Seattle is sucking up some of the global cash with nowhere to go.
Seattle is sucking up some of the global cash with nowhere to go. Charles Mudede

Those who followed the recent fraud investigation concerning the construction of the Potala Tower on Fourth Avenue in downtown Seattle—which was brought to a halt late last month by the Securities and Exchange Commission—would have noticed that a large number of its investors were Chinese.

The man behind Potala Tower, Lobsang Dargey, the CEO of Path America and the man who the SEC alleges to have pocketed lots of the project's money for personal uses, "raised about $85 million from 170 Chinese nationals, with each investing $500,000 plus a $45,000 administrative fee." The Chinese contribution to this project was so pronounced that its groundbreaking ceremony, which was attended by Mayor Ed Murray, had traditional Chinese performances and rituals to bring the development good luck.

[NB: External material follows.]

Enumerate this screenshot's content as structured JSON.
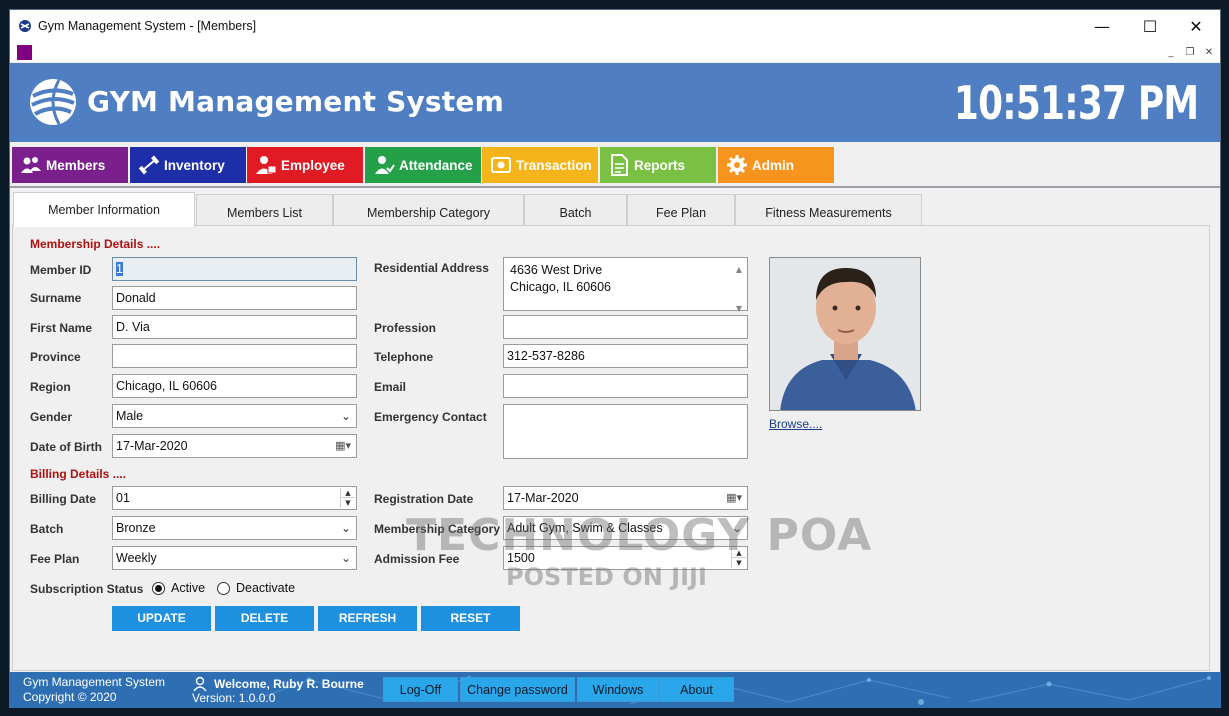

What this misadventure makes clear is that the rich in China have the same problem as the rich everywhere else in this world: the lack of places to put surplus cash. At the moment, Seattle is providing a terrific solution to this savings-glut/investment-dearth problem for high-end Chinese investors. And in a way, the president is here to thank Seattle for absorbing some of this surplus.

A concluding note: The current crash of Chinese stock markets mostly involved the kind of investors who don't have the resources to invest in exotic Seattle. These are low-end investors, and they were encouraged by president Xi to make quick money on stocks, and to spend their gains on Chinese goods. This dream rapidly inflated Chinese stocks in the early spring, but the bubble burst before the summer was over. In the process, the markets lost $3.5 trillion in value. President Xi is very much in the middle of China's turbulent experiment in financialization.